— Во сколько самолёт? - спрашиваю я.

— В четыре утра.

— Тогда я пойду.

— Нет, мы успеем ещё…

Успеваем. Поздно ночью я смотрю на экран телефона - никогда не оставляла Нику так надолго, поневоле жду плохих новостей. Всё тело саднит. Минеральная вода в стакане плюется пузырьками газа мне в лицо.

— Я пойду, — устало говорю я. — Тётя Надя не спит, наверное. Ты уедешь?

— Уеду.

Я не оборачиваюсь. Вопреки всему, тётя Надя спит на моей кровати. Я не бужу её, все равно не хватит сил на то, чтобы уснуть. Просто сижу и смотрю в темноту, не зажигая света. Я опустошена изнутри. Внутри гулко и пусто, слегка кружится голова, как в похмелье. У меня и правда отходняк. После Бессоннова. И сколько буду отходить - не знаю. Знаю только, что справлюсь. Сумею. У меня есть опыт.
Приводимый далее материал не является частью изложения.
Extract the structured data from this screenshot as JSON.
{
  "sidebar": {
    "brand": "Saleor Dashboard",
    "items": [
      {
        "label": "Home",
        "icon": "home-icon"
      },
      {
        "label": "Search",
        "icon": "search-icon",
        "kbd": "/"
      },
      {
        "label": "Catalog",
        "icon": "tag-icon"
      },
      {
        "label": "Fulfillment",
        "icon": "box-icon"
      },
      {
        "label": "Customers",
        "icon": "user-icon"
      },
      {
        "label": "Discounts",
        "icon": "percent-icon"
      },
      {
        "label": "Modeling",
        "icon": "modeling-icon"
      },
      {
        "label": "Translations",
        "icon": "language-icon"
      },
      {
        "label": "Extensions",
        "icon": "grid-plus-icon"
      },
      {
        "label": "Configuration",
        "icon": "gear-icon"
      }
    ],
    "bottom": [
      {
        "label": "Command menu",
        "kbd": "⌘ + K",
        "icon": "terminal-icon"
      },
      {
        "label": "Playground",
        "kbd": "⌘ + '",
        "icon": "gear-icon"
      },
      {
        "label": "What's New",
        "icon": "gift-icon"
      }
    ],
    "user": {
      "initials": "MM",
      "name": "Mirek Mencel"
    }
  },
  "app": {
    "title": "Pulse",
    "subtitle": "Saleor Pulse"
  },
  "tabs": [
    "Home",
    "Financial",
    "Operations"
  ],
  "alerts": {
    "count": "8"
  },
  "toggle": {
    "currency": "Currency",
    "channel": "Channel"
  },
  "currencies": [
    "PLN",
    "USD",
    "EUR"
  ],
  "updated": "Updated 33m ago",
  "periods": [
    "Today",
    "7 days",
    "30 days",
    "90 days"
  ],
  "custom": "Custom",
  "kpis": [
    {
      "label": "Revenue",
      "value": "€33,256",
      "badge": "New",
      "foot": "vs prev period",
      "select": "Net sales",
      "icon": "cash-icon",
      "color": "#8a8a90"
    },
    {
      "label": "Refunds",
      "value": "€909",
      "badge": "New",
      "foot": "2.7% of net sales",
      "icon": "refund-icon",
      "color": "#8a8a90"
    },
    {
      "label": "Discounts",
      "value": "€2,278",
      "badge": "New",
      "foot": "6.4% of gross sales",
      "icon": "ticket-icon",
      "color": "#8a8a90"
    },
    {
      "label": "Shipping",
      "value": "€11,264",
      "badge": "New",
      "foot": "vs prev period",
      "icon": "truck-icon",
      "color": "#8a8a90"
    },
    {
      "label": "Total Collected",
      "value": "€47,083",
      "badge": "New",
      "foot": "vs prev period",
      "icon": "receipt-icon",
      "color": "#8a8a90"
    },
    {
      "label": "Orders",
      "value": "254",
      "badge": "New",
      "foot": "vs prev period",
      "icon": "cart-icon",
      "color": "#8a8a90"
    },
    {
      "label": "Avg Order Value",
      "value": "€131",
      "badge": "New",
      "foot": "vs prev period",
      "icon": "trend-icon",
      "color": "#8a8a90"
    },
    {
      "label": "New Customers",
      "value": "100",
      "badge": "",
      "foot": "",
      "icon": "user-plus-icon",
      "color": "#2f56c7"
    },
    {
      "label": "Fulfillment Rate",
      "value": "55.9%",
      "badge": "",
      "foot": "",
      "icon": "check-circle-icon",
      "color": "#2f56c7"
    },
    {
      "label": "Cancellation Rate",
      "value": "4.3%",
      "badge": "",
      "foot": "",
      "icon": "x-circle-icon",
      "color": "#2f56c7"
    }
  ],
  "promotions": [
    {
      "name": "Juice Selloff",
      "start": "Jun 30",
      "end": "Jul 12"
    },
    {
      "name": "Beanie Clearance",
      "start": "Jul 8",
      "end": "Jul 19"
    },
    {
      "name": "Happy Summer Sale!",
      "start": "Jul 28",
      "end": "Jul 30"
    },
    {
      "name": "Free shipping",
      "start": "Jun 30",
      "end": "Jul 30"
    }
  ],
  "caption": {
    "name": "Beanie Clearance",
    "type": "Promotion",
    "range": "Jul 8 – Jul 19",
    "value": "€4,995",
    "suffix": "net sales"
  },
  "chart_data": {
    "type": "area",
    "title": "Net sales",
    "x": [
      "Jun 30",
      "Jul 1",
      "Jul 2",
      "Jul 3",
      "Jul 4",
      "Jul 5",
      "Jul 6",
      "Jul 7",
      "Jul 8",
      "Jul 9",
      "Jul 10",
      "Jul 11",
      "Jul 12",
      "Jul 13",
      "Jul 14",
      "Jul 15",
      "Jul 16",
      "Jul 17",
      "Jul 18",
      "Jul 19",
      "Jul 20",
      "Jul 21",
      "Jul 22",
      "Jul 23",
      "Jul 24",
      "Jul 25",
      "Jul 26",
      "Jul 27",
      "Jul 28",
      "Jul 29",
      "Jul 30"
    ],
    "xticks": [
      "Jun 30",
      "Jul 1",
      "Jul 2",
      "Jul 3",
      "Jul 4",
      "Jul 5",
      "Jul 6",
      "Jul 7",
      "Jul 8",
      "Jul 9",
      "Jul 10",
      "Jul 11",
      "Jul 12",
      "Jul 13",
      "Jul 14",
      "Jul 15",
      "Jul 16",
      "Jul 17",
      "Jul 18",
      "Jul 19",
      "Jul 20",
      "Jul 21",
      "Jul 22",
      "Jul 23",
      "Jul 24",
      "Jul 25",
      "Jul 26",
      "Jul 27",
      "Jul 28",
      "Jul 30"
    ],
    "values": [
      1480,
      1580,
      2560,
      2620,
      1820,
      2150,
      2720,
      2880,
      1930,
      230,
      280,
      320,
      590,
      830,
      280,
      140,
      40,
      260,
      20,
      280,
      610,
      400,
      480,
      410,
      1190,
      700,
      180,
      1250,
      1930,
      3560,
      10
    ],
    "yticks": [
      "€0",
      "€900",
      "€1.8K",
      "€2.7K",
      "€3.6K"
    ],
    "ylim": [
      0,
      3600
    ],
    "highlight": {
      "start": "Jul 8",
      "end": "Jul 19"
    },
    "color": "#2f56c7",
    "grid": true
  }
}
— Спать иди, бестолковая, — взмахивает руками тётя Надя. - Седьмой час!

На улице темно ещё. Тётя Надя пытливо смотрит на меня. Есть ли на мне следы поцелуев и рук Тимофея? Нет сил думать сейчас об этом. Я киваю, она одевается и уходит. Вяло думаю — надо ей сделать какой нибудь подарок. Несколько вечеров сидела с Никой, а сегодня и половину ночи…

Завтра об этом подумаю. Бужу Нику.

— Малыш, - тихонько зову я. — Снежок. Пора в садик.

Она тянется за очками, надевает их и смотрит на меня недоуменно.

— Суббота, мама!

Я даже не знаю, какой день недели… но знаю, что не смогу сегодня сидеть дома. Я буду бояться, что Тимофей вернётся. Пусть пройдёт несколько дней. Пусть у нас обоих встанут мозги на место.

— Поехали куда угодно. Быстро собирай рюкзак, у нас будет приключение на выходные.

Это её просить не надо. С визгом вскакивает, и собирается так быстро, как никогда не собиралась в сад. Я прикидываю, куда можно поехать. В санаторий можно. Рядом, бюджетно. Будем принимать грязевве ванны, пить кислородные коктейли и болтать с пенсионерами. И главное - никаких бывших мужей.

Даже успеваю посмотреть несколько подходящих, собирая вещи. Хватаю свою сумку, дочери, а потом мы торопливо выходим из квартиры. На улице на удивление солнечно, а солнечные зимние дни это бич Ники - у неё очень чувствительные глаза и кожа.

— Больно! - тут же отзывается, словно читая мои мысли, она.

— Тёмные очки в рюкзаке, в машине достану, малыш, закрой глазки.

Я веду её, доверчиво закрывшую глаза, за руки, поднять не могу, мешают сумки. До машины остаётся несколько метров, когда путь нам преграждают. Я обречённо стону - именно этого я и боялась.

— Далеко собралась? — спрашивает он.

Затем переводит взгляд на Нику и самые противоречивые эмоции тенью скользят по замкнутрму лицу. И Ника, не понимая, почему мы остановились, открывает глаза.